En 2023, deux salariés ont intégré l’entreprise, dont un chauffeur. L’entreprise possède un camion en propre pour gérer ses collectes, qui tourne quatre jours par semaine. Tout le modèle économique repose sur la gestion des flux. "Nous optimisons nos déplacements. Nous pouvons passer toutes les semaines chez des clients à proximité, ou toutes les quatre semaines chez des clients situés à 80 kilomètres dans le nord du département."

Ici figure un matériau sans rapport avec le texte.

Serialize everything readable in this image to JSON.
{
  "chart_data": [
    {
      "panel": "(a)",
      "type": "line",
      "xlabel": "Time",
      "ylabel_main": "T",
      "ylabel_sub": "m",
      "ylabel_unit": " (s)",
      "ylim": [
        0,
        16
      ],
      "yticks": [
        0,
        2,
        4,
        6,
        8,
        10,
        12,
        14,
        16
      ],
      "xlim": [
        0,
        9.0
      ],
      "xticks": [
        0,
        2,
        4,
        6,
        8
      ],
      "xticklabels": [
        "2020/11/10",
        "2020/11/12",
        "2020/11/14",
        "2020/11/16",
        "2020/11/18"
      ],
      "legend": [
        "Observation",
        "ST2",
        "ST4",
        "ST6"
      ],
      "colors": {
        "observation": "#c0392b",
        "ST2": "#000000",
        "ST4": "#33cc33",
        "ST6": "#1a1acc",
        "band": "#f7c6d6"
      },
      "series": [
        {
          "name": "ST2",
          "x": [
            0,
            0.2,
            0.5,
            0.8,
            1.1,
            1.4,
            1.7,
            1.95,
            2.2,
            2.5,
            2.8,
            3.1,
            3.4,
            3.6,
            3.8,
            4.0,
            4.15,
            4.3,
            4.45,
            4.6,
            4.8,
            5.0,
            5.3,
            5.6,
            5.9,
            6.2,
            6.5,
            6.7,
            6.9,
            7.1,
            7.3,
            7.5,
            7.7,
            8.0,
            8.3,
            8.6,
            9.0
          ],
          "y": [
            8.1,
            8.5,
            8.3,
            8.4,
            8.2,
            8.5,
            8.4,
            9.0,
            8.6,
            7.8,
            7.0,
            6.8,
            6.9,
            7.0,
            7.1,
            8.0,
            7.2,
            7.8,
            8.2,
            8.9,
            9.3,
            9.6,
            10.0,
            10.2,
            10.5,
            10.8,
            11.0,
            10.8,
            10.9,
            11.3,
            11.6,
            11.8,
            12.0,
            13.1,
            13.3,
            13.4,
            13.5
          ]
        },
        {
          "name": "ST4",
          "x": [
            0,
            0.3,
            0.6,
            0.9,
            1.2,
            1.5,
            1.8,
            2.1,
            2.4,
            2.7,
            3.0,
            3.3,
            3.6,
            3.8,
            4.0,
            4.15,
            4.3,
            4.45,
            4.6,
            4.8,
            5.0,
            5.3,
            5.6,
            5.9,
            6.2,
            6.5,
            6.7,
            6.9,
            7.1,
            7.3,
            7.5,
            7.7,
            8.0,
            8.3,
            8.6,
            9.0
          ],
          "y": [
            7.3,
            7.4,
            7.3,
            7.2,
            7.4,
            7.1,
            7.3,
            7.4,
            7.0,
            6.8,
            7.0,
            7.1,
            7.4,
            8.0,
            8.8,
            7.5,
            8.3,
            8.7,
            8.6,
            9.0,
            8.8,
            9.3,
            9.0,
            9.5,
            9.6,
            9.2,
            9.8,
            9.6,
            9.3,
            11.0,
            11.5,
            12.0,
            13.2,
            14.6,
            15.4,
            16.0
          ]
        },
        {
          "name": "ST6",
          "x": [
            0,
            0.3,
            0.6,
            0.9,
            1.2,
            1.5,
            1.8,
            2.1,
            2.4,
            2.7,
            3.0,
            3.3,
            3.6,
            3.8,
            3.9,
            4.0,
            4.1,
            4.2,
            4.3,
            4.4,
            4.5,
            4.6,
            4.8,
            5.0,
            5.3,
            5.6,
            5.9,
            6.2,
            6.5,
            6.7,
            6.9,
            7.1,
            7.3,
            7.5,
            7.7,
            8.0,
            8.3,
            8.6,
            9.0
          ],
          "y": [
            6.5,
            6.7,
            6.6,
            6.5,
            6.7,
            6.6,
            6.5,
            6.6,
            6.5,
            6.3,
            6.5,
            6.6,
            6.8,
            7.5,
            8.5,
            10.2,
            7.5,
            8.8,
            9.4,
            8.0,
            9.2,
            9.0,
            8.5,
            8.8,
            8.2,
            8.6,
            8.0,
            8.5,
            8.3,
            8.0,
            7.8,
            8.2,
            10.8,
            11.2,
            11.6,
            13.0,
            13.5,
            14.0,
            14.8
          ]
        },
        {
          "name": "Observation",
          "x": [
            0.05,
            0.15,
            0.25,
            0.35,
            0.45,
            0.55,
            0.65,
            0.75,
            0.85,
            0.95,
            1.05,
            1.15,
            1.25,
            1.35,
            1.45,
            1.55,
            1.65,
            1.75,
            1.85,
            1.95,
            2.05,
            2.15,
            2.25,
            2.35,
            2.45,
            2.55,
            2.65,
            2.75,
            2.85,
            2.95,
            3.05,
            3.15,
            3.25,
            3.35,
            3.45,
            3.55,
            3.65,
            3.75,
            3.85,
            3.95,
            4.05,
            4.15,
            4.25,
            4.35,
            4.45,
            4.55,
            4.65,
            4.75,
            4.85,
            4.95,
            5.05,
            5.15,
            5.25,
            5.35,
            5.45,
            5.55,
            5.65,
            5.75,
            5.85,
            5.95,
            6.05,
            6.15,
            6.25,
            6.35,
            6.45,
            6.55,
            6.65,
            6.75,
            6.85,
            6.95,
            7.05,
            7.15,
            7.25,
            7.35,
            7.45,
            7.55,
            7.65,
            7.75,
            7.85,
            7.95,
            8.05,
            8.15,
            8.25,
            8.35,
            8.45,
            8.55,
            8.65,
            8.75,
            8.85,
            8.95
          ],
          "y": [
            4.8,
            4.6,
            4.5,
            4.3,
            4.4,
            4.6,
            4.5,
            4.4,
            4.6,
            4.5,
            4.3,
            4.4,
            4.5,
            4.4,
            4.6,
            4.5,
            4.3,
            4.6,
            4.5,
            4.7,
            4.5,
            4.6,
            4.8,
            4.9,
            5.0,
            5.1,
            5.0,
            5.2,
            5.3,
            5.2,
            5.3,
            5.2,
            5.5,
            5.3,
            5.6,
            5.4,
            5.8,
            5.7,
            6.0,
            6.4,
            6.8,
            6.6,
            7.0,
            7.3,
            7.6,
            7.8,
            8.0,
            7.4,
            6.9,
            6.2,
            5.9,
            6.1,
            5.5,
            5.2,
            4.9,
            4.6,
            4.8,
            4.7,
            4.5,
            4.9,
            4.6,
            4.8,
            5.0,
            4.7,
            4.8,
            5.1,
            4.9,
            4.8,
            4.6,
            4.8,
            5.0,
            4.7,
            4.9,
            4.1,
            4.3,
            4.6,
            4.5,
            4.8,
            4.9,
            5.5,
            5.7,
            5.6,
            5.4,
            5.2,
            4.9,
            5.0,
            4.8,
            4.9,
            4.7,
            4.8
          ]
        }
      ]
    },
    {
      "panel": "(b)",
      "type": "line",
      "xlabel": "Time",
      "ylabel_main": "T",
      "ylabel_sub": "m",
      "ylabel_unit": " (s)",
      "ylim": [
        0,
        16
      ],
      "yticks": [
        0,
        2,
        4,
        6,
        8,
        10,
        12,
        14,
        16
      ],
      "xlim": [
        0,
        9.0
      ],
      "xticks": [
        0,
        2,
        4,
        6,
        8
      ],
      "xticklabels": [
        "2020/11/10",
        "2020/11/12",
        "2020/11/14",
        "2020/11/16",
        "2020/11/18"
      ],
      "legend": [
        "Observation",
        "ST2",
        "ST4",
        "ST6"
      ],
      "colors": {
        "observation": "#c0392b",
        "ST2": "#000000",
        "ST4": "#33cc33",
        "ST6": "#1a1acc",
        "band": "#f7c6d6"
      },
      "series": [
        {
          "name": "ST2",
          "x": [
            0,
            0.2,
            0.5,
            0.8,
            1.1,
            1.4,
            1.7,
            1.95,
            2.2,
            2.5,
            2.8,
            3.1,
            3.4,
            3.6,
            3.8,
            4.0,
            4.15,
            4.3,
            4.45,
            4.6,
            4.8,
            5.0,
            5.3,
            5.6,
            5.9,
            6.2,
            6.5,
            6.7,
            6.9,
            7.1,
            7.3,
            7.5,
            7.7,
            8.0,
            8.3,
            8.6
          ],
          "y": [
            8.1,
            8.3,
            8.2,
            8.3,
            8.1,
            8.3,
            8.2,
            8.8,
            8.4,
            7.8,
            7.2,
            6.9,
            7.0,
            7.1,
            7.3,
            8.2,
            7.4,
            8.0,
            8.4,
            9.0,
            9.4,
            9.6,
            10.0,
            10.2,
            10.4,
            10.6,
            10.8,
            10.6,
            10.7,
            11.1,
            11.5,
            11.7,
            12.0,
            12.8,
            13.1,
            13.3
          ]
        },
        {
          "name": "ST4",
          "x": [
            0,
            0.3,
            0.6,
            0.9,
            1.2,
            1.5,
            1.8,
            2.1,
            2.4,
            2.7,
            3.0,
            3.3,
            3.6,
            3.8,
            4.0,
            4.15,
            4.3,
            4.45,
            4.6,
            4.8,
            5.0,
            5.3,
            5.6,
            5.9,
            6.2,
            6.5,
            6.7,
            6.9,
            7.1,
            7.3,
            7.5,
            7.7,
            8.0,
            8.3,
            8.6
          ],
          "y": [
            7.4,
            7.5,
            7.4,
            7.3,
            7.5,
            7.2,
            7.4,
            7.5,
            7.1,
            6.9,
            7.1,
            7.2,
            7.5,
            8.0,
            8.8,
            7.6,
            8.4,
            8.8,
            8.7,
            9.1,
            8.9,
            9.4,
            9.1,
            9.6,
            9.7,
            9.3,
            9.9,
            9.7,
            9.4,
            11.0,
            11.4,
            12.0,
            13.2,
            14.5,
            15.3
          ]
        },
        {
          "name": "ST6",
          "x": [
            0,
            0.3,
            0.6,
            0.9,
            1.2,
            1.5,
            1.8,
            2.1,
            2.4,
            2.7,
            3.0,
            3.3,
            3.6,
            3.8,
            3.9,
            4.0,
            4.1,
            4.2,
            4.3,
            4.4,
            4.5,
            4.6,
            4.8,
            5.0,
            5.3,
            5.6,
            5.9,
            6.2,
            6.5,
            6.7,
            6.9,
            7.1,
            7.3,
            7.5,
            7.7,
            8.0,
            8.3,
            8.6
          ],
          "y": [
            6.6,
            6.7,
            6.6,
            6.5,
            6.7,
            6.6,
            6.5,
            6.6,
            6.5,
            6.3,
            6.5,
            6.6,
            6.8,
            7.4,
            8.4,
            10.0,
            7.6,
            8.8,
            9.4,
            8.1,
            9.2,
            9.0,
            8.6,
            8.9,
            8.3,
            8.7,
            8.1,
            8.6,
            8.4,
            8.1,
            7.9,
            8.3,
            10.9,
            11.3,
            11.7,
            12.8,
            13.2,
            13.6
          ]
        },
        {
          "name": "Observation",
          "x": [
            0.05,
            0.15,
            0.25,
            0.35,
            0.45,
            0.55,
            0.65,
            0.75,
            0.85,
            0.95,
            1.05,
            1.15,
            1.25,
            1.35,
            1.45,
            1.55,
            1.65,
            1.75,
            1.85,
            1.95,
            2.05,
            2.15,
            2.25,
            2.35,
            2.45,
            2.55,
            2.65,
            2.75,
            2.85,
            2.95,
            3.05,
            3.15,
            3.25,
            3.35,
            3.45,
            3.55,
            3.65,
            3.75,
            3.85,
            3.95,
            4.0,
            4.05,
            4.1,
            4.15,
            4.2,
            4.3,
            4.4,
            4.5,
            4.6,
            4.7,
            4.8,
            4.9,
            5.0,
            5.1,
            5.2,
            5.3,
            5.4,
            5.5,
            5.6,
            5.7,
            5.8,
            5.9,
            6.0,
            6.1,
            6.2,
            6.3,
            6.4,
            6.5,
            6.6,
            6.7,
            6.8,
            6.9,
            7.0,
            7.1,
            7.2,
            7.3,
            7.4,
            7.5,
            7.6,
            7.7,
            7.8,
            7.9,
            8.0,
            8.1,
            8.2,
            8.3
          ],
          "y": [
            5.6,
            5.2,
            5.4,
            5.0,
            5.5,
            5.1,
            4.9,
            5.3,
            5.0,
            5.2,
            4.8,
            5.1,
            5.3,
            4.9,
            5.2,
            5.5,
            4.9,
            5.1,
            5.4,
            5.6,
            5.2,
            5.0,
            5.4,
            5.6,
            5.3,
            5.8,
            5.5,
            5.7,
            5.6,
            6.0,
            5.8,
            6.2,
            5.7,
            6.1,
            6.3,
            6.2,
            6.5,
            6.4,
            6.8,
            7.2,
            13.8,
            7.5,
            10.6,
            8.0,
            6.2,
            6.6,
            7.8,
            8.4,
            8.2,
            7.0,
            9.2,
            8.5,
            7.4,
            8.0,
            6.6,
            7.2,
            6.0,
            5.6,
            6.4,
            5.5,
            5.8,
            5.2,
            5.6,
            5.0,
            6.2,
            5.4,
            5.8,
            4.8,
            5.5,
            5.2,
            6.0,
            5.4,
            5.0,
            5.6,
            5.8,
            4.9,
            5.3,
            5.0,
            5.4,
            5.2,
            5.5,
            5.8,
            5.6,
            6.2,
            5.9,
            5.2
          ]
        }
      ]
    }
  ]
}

Vers une filière avec un acteur nantais

Créer une filière dans le département est le prochain projet des deux associés. "Aujourd’hui, nous ne traitons que les déchets des plats cuisinés, poursuit Anne-Sophie Bréhin. Avec De l’Assiette au Champ, nous pourrions développer nos actions auprès des industriels de l’agroalimentaire et surtout de la grande distribution." L’entreprise nantaise a effet mis en place une stratégie similaire à celle de Les Pieds sur Terre, mais sur un autre segment de marchés : grâce à un déconditionneur, les produits emballés peuvent être récupérés une fois extraits de leur emballage. Dix tonnes par jour arrivent sur la plateforme de Rezé. En Mayenne, Les Pieds sur Terre pourrait optimiser encore ses flux avec cette nouvelle filière, dans laquelle son rôle consisterait à apporter sa connaissance du terrain et à faire de la pédagogie auprès des clients. L’entreprise d’insertion lavalloise Alternatri 53 s’occuperait alors du tri des déchets et de la manutention. Des discussions avancent, mais Anne-Sophie Bréhin avertit : "Cela ne pourra se faire avant 2026".